After moving from Highgate to Brighton with her husband and three children she embarked on the Tom Gates books which have sold one million copies, and won the Roald Dahl Funny Prize. With their doodles, cartoons and humour, Tom Gates is hugely accessible to dyslexic kids.

“The amount of emails from people who tell me that… it’s not something I set out to do.

“It came out of wanting to have these page turning moments, to use the fonts, the pictures, the conversations and humour all to tell the story. Children who find reading difficult can get into these books really quickly because everything about them is telling the story.”

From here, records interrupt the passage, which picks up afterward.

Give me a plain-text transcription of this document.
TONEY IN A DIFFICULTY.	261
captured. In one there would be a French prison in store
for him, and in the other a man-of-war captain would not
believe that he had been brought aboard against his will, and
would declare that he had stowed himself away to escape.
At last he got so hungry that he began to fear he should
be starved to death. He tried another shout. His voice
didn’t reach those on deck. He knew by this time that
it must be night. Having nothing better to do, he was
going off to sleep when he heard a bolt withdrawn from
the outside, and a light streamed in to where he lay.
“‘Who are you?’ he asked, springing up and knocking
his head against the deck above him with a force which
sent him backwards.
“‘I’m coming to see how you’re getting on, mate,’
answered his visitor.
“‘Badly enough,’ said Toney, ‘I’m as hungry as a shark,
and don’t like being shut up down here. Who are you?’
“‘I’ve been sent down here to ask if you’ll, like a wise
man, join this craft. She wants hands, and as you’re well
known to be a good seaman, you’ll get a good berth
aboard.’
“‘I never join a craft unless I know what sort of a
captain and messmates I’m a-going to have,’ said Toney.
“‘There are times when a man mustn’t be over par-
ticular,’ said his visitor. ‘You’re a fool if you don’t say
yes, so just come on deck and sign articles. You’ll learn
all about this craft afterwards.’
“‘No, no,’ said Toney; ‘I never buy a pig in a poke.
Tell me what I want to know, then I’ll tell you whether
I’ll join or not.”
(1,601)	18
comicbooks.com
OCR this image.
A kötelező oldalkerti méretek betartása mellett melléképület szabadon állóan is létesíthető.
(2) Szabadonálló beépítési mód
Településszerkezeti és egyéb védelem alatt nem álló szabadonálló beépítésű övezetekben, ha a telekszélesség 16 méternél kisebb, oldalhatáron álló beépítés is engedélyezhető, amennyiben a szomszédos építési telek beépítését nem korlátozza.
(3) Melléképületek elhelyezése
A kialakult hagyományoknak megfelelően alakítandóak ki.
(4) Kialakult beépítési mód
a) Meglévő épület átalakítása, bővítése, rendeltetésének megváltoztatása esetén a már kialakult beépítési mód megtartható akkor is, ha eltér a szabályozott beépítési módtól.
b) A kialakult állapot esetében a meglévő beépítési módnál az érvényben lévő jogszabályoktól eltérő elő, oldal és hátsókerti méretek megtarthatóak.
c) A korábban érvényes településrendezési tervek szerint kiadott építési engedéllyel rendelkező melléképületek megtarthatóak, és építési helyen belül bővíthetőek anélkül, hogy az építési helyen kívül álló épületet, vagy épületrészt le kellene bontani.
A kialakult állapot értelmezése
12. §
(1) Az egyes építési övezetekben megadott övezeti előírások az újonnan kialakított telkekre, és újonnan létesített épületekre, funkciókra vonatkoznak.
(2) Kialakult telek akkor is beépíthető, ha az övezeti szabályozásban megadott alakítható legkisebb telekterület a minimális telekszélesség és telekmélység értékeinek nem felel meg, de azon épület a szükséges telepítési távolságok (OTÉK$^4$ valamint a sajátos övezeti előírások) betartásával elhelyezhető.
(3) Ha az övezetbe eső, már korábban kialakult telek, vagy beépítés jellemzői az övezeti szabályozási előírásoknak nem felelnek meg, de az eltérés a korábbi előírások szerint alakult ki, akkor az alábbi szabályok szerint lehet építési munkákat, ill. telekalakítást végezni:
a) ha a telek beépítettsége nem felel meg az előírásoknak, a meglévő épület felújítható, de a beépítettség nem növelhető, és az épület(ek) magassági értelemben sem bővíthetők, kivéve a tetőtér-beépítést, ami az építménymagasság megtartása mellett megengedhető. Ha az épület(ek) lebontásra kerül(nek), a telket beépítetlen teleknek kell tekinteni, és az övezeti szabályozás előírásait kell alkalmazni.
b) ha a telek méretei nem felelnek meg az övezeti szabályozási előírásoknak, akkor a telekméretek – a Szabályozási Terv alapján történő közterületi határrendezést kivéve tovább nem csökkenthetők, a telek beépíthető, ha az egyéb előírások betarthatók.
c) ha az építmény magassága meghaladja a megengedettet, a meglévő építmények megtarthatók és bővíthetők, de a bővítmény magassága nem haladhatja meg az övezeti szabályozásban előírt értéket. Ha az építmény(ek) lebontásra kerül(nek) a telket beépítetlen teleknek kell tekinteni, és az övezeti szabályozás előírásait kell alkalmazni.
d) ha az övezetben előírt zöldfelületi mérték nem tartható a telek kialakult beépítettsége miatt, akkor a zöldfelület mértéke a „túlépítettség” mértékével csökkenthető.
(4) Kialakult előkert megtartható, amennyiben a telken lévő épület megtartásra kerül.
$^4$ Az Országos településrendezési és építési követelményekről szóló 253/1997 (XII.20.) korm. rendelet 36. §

What started as an “all about me” book for reception age children, developed into a diary-style tome for nine-year-olds when her publisher asked her to re-write it. Its style aped the comics she loved as a child, and shunned the slabs of text that put her off reading.

“I used to really struggle with lots of text but I always loved books with pictures.”

When she submitted it, her heart sank when the publisher asked if she’d seen Diary of A Wimpy Kid.

“I’d never heard of it but actually its success worked hugely in my favour because publishers were looking for something similar.”

Pichon wanted the vibe between Tom and friend Marcus; to be “annoying but not really mean or spiky with each other.”

“They might roll their eyes but not be horrible. His sister Delia is grumpy and he spends as much time as possible trying to annoy her, but there are elements when you realise she does love him.”

Tom himself is based on Pichon as a child: “That huge enthusiasm for things, getting easily distracted, not quite getting it right.

“I put lots of myself in there, my editor can tell what’s going on in my life from what’s in the latest book. And there’s lots about my dad.

“When Tom’s dad comes to pick him up from school wearing an old pair of wellingtons and jeans tied with string - that was my dad, he’d come back from the allotment covered in mud and pick me up.

“Once, coming back from a school trip I heard my friend saying ‘who’s that old tramp over there?’ I didn’t even have to look, I knew it was him.”

Early academic failure has made success later in life extra sweet. “It took me a while to even think of myself as a writer, I almost can’t believe I have found this thing that I can do and that I absolutely love.”

Liz signs copies of Tom Gates Super Good Skills (Scholastic) at The Children’s Bookshop Muswell Hill on May 31.